Business

As recession ebbs, inflation flows on food prices

YAKIMA -- Jamie Runge of Yakima always watches prices at the grocery store. But in the coming year, she will be taking an even closer look because prices on food staples such as cereal are expected to sharply rise.

Consumers have enjoyed food prices the past two years that were below normal inflation, and now markets are returning to where they were headed before the recession hit, said Ephraim Leibtag, a senior economist with the U.S. Department of Agriculture in Washington, D.C.

"Now we're back on line. We're going to see more inflationary pressure," he said.

Economists say the increase in the price of food will take a particular toll on lower-income households because they spend a larger percentage of their income on groceries.

Retail food prices -- which are not included in the Consumer Price Index -- are expected to increase because food producers and processors say they no longer can absorb the rising cost of their ingredients.

Last year, it was food producers who saw their wholesale prices climb anywhere from 5 percent to 10 percent -- wheat, grain and soybean all doubled -- while consumers saw little ripple effect at the cash register.

But this year producers will play catch-up, increasing prices anywhere from 3 percent to 5 percent to make up for lost profits last year, said economist Bill Lapp, president of Advanced Economic Solutions in Omaha, Neb.

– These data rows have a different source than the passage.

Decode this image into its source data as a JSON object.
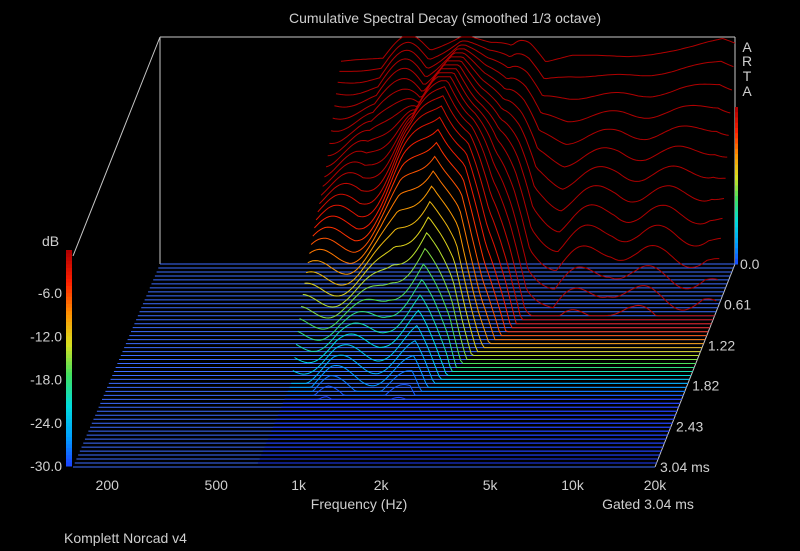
{
  "chart_data": {
    "type": "waterfall",
    "title": "Cumulative Spectral Decay (smoothed 1/3 octave)",
    "xlabel": "Frequency (Hz)",
    "zlabel": "dB",
    "x_scale": "log",
    "x_ticks": [
      "200",
      "500",
      "1k",
      "2k",
      "5k",
      "10k",
      "20k"
    ],
    "x_tick_values": [
      200,
      500,
      1000,
      2000,
      5000,
      10000,
      20000
    ],
    "z_ticks": [
      "-6.0",
      "-12.0",
      "-18.0",
      "-24.0",
      "-30.0"
    ],
    "z_tick_values": [
      -6,
      -12,
      -18,
      -24,
      -30
    ],
    "zlim": [
      -30,
      0
    ],
    "time_ticks": [
      "0.0",
      "0.61",
      "1.22",
      "1.82",
      "2.43",
      "3.04 ms"
    ],
    "time_tick_values": [
      0.0,
      0.61,
      1.22,
      1.82,
      2.43,
      3.04
    ],
    "time_unit": "ms",
    "gating_label": "Gated 3.04 ms",
    "slice_count": 51,
    "xlim": [
      150,
      20000
    ],
    "freq_start_hz": 700,
    "colormap": [
      "#1e3cff",
      "#00a0ff",
      "#00dcdc",
      "#40e060",
      "#d8e020",
      "#ff9000",
      "#ff2000",
      "#b00000"
    ],
    "first_slice": {
      "freqs_hz": [
        700,
        800,
        1000,
        1200,
        1500,
        2000,
        2500,
        3000,
        3500,
        4000,
        5000,
        6000,
        7000,
        8000,
        9000,
        10000,
        12000,
        14000,
        16000,
        18000,
        20000
      ],
      "db": [
        -3.2,
        -3.0,
        -2.8,
        -2.7,
        -2.6,
        -2.4,
        -2.4,
        -2.6,
        -2.5,
        -3.3,
        -2.4,
        -2.4,
        -2.5,
        -2.6,
        -2.5,
        -2.3,
        -1.8,
        -1.2,
        -0.6,
        -0.2,
        -0.8
      ]
    },
    "decay_by_freq": [
      {
        "hz": 700,
        "end_ms": 1.95,
        "hump_db": 0,
        "hump_ms": 0,
        "hump_width_ms": 1.0
      },
      {
        "hz": 1000,
        "end_ms": 2.05,
        "hump_db": 0,
        "hump_ms": 0,
        "hump_width_ms": 1.0
      },
      {
        "hz": 1500,
        "end_ms": 2.0,
        "hump_db": 8,
        "hump_ms": 0.9,
        "hump_width_ms": 0.6
      },
      {
        "hz": 2000,
        "end_ms": 1.95,
        "hump_db": 14,
        "hump_ms": 0.9,
        "hump_width_ms": 0.7
      },
      {
        "hz": 2500,
        "end_ms": 1.7,
        "hump_db": 10,
        "hump_ms": 0.8,
        "hump_width_ms": 0.6
      },
      {
        "hz": 3000,
        "end_ms": 1.4,
        "hump_db": 4,
        "hump_ms": 0.5,
        "hump_width_ms": 0.5
      },
      {
        "hz": 4000,
        "end_ms": 0.9,
        "hump_db": 0,
        "hump_ms": 0,
        "hump_width_ms": 1.0
      },
      {
        "hz": 5000,
        "end_ms": 0.75,
        "hump_db": 0,
        "hump_ms": 0,
        "hump_width_ms": 1.0
      },
      {
        "hz": 8000,
        "end_ms": 0.85,
        "hump_db": 0,
        "hump_ms": 0,
        "hump_width_ms": 1.0
      },
      {
        "hz": 10000,
        "end_ms": 0.8,
        "hump_db": 0,
        "hump_ms": 0,
        "hump_width_ms": 1.0
      },
      {
        "hz": 20000,
        "end_ms": 0.7,
        "hump_db": 0,
        "hump_ms": 0,
        "hump_width_ms": 1.0
      }
    ],
    "floor_color": "#3c6cff",
    "grid": false,
    "legend": "colorbar-left"
  },
  "footer": {
    "device_name": "Komplett Norcad v4",
    "watermark": [
      "A",
      "R",
      "T",
      "A"
    ]
  }
}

Rising prices across the board likely will end the lowest rate of annual inflation the country has seen in 18 years: "You've had a pretty good run as a consumer, but I think that's going to change," Lapp said.

Runge, who recently was shopping at Wray's Food & Drug at 5605 Summitview Ave., said she's not worried yet.

"I always pay attention to prices," she said as she pushed a shopping cart occupied by her two small children through the produce section.

"I mean, you have to buy groceries."

Low-income households definitely will feel the impact first, said Peter Bohmer, professor of political economy at Evergreen State College in Olympia. While the average family spends about 10 percent of its income on food, that figure is at least double for low-income families, he said.

"That 5 percent increase really affects low-income people a lot because food is such a big part of their spending," he said. "It hits them much more. It's very significant."

Wray's owner Chris Brown said he is trying to keep his prices competitive in an industry that already operates on razor-thin margins. He said bread prices jumped about a dime a loaf at the first of the year, and cereal prices might climb as well.

Sometimes, to make up their costs, producers reduce the size of packaging without changing the price, he said. For example, two years ago a 6-ounce can of tuna was reduced to 5 ounces but the price remained the same.

"The size of the can didn't really change, they just put less in the can," he said.

Brown said he's watchful of prices at other stores and will adjust his accordingly: "If our milk price goes up, then we look around and see if everyone else's went up," he said.

"We pass on what we can (to customers)," he said. "Sometimes we have to eat it for a while."

Runge will continue her practice of shopping around. She said she buys produce and other perishables at Wray's, but buys most of her dry goods such as bread and cereal in bulk at Costco.

"I end up having to go to three different grocery stores depending on what I'm getting," she said.

The price spike is the result of increasing world demand for commodities at a time when production has faltered. A drought in Russia and floods in Australia have sharply cut the supply of grain and wheat, putting more demand on U.S. markets, said Washington Grain Commission President Glen Squires in Spokane.

"It's just an incentive to push prices up," he said.

The average price of a bushel of wheat last August shot up from $4 to nearly $8, he said. Higher grain prices usually lead to an increase in the price of feed. That forces up the price of beef and dairy products.

The prospect of higher meat prices could change the menu at the Runge house: "Maybe we'll do more pork than steak because it's cheaper," she said.

But there is an upside for some to the increase in prices, Squires said. U.S. export sales last year were 61 percent more than the previous year, up from about 15 million tons of wheat to more than 25 million tons, he said.

And Washington saw the highest wheat production it has seen in 10 years, he said.

"That's a healthy increase in demand," he said. "It's nice to have a plus."